In the next experiment, we applied all the algorithms on synthetic T1-weighted 1mm brain MR images selected from BrainWeb [16]. Three example (the 80-th axial, sagittal and coronal slice) brain MR images with 9% noise, together with their segmentation results and ground truths, are shown in Fig. 3. Both the SCGM-EM and FRSCGMM use the similar strategy with the proposed algorithm to construct the spatial information based on the posterior probability and prior probability. However, these two algorithms only use a symmetric smoothing filter over the whole image. The corresponding segmentation results are not satisfied enough for the pixels around boundaries. Moreover, both comparison algorithms may get over-smoothness segmentations and lose the details especially for the CSF tissue. Without considering any spatial information, both BAMM and BGGMM cannot well distinguish the noisy pixels. Comparing with ground truth and segmentations obtained with other algorithms, the proposed algorithm can visually get better results. To statistically show the significant of the proposed algorithm, we tested on 80 brain MR images, in which the level of noise ranges from 3 % to 9 %. The segmentation accuracy for each tissue, i.e. gray matter (GM) and white matter (WM), was measured in terms of average Dice coefficient (DC) [17] values, and the statistical results (means and standard deviations of DC values) are shown in Fig. 4. It should be noted that the value of DC ranges from 0 to 1 with a higher value representing a more accurate segmentation result. This comparison demonstrates that the proposed algorithm produces the most accuracy segmentation (with higher means of DC values) and has the best ability and robustness of denoising (with lower standard deviations of DC values).

Fig. 4.
figure 4

DC values of GM and WM segmentations obtained by applying five segmentation algorithms to simulated brain MR images with increasing levels of noise.

Fig. 5.
figure 5

Berkeley image segmentation results by SCAGMM.

Fig. 6.
figure 6

PR values of segmentation results on 15 Berkeley color images.

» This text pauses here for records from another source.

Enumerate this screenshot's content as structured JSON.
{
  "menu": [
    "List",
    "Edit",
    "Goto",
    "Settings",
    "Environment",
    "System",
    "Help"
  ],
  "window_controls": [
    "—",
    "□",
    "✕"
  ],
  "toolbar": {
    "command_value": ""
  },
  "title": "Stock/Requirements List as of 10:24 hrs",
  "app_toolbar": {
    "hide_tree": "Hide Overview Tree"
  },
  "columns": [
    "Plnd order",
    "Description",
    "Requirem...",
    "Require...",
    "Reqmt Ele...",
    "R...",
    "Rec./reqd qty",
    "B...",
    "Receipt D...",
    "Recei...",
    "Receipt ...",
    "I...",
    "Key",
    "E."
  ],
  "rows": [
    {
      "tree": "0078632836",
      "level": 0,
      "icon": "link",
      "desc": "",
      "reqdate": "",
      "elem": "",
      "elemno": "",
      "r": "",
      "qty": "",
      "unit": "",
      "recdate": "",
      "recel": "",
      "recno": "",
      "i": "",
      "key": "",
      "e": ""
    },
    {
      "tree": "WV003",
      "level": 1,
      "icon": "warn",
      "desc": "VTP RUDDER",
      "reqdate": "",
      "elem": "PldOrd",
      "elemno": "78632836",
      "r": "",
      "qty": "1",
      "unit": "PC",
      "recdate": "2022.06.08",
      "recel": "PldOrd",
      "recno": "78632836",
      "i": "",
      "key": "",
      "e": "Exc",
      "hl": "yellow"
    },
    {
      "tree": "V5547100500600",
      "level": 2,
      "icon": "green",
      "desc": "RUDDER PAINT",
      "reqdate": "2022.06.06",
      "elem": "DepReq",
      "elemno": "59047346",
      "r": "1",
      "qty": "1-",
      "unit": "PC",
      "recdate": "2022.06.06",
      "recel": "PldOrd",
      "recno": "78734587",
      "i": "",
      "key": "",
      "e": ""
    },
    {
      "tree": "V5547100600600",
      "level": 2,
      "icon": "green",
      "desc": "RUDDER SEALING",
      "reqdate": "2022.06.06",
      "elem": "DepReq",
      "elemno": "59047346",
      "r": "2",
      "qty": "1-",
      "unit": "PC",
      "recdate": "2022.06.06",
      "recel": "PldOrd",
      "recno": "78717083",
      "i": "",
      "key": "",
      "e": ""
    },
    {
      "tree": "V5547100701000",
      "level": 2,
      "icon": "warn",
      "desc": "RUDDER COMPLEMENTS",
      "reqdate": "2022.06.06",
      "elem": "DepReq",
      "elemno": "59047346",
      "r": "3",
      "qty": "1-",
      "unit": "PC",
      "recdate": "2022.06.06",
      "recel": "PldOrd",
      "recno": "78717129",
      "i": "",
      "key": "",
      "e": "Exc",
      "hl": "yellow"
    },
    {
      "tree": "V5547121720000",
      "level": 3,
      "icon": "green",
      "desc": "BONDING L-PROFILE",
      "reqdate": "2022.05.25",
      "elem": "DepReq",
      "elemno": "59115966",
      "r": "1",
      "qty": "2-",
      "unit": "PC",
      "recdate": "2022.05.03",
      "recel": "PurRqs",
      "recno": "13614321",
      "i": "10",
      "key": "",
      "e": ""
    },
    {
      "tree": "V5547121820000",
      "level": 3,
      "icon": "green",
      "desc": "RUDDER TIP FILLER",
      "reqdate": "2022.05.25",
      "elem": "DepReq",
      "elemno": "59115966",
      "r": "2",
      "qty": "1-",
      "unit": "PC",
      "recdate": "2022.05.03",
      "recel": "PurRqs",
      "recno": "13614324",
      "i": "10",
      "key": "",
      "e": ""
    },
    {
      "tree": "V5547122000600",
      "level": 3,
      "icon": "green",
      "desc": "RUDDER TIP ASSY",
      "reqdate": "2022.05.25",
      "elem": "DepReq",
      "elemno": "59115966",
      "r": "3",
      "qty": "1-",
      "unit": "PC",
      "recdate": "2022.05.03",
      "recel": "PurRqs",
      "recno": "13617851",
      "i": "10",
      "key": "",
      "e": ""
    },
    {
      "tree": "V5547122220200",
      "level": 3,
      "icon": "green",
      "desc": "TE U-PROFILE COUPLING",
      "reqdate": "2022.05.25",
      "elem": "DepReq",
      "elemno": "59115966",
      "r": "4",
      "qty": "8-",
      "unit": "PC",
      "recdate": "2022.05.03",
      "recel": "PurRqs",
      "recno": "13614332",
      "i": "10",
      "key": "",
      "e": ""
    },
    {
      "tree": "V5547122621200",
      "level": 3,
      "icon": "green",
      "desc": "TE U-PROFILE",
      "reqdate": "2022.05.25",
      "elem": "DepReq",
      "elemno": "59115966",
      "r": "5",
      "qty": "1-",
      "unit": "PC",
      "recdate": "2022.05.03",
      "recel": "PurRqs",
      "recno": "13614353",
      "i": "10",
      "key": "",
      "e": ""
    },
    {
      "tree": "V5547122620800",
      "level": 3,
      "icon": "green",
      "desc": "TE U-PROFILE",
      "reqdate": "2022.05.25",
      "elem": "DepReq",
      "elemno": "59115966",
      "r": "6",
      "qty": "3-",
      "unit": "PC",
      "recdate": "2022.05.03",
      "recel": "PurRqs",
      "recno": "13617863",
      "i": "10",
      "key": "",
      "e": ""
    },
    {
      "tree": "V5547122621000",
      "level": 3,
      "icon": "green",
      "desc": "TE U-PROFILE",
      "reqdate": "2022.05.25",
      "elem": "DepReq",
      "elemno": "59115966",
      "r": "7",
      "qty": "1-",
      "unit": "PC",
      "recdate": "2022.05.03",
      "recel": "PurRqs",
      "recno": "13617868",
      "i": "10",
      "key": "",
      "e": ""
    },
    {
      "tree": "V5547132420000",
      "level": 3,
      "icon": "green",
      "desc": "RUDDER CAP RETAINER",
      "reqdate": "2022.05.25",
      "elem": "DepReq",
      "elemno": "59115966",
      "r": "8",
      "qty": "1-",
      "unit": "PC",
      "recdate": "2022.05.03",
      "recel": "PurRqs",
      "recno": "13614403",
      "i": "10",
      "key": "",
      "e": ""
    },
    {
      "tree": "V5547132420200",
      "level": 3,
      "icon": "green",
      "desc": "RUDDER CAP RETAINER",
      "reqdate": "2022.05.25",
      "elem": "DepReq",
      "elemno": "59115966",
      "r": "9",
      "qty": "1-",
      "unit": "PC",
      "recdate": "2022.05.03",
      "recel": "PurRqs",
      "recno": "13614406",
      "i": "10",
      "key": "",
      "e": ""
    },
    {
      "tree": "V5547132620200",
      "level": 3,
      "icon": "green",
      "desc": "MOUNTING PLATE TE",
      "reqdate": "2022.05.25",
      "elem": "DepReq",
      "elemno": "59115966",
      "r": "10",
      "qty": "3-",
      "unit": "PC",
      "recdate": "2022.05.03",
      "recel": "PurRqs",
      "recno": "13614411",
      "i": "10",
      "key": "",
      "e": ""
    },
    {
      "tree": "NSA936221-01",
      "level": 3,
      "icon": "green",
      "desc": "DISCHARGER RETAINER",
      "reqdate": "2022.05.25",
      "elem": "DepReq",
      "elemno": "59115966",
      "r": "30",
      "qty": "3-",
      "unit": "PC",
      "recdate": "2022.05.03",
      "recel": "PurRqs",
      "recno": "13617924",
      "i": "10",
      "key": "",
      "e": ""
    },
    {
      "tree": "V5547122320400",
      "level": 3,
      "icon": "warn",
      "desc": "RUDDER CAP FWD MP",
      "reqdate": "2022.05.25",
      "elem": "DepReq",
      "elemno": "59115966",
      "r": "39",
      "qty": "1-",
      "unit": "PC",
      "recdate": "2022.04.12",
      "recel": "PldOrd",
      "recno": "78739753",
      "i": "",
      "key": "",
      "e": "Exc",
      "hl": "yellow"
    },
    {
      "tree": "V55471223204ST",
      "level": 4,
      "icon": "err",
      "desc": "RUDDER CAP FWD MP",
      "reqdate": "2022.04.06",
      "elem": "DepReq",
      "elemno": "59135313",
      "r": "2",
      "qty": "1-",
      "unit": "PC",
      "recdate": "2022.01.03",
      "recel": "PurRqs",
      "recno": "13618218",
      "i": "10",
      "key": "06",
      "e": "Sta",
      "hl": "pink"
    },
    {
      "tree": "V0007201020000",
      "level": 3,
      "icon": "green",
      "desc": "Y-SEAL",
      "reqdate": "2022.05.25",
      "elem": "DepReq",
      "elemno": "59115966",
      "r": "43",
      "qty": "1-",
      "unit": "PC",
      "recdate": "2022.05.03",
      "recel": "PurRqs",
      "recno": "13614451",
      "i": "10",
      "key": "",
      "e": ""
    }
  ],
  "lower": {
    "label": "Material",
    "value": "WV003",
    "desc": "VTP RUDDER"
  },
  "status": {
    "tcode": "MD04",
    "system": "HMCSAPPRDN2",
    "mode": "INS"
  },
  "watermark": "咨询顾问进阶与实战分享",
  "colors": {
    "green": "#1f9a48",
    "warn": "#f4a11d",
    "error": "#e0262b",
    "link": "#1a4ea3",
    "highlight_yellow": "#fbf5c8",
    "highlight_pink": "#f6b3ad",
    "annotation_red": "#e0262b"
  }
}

Moreover, we showed the segmentation results of real world color images in RGB color space which are selected from Berkeley’s image segmentation dataset [18]. A probabilistic evaluation can be achieved by the probabilistic rand (PR) index [19] which takes values between 0 and 1, with a higher value representing a more accurate segmentation result. Fig. 5 shows several segmentation results by applying the proposed SCAGMM algorithm, in which the number of labels is 2, 3, and 4, respectively, from the first column to the third column. It is evident that the proposed algorithm can get satisfactory results for all the testing images. Moreover, a set of color images was used to evaluate the performance of the proposed algorithm against the other four methods. Fig. 6 shows the PR values obtained with all methods for the given set of real world images. As evident from the results, the proposed algorithm outperforms other methods with a higher PR value.

5 Conclusion

To further improve the segmentation accuracy for GMM based algorithm, in this paper, we propose a spatially constrained asymmetric Gaussian mixture model for image segmentation. This algorithm has the flexibility to fit different shapes of observed data, and successfully overcomes the drawbacks of existing EM-type mixture models, including limited robustness to outliers, over-smoothness for segmentations, and limited segmentation accuracy for image details. Our results in synthetic images, brain MR images and real world color images show that the proposed algorithm is capable of producing more accurate segmentation results than several state-of-the-art algorithms. Our future work will focus on how to automatically detect the radius of spatial factor and the number of clusters/labels.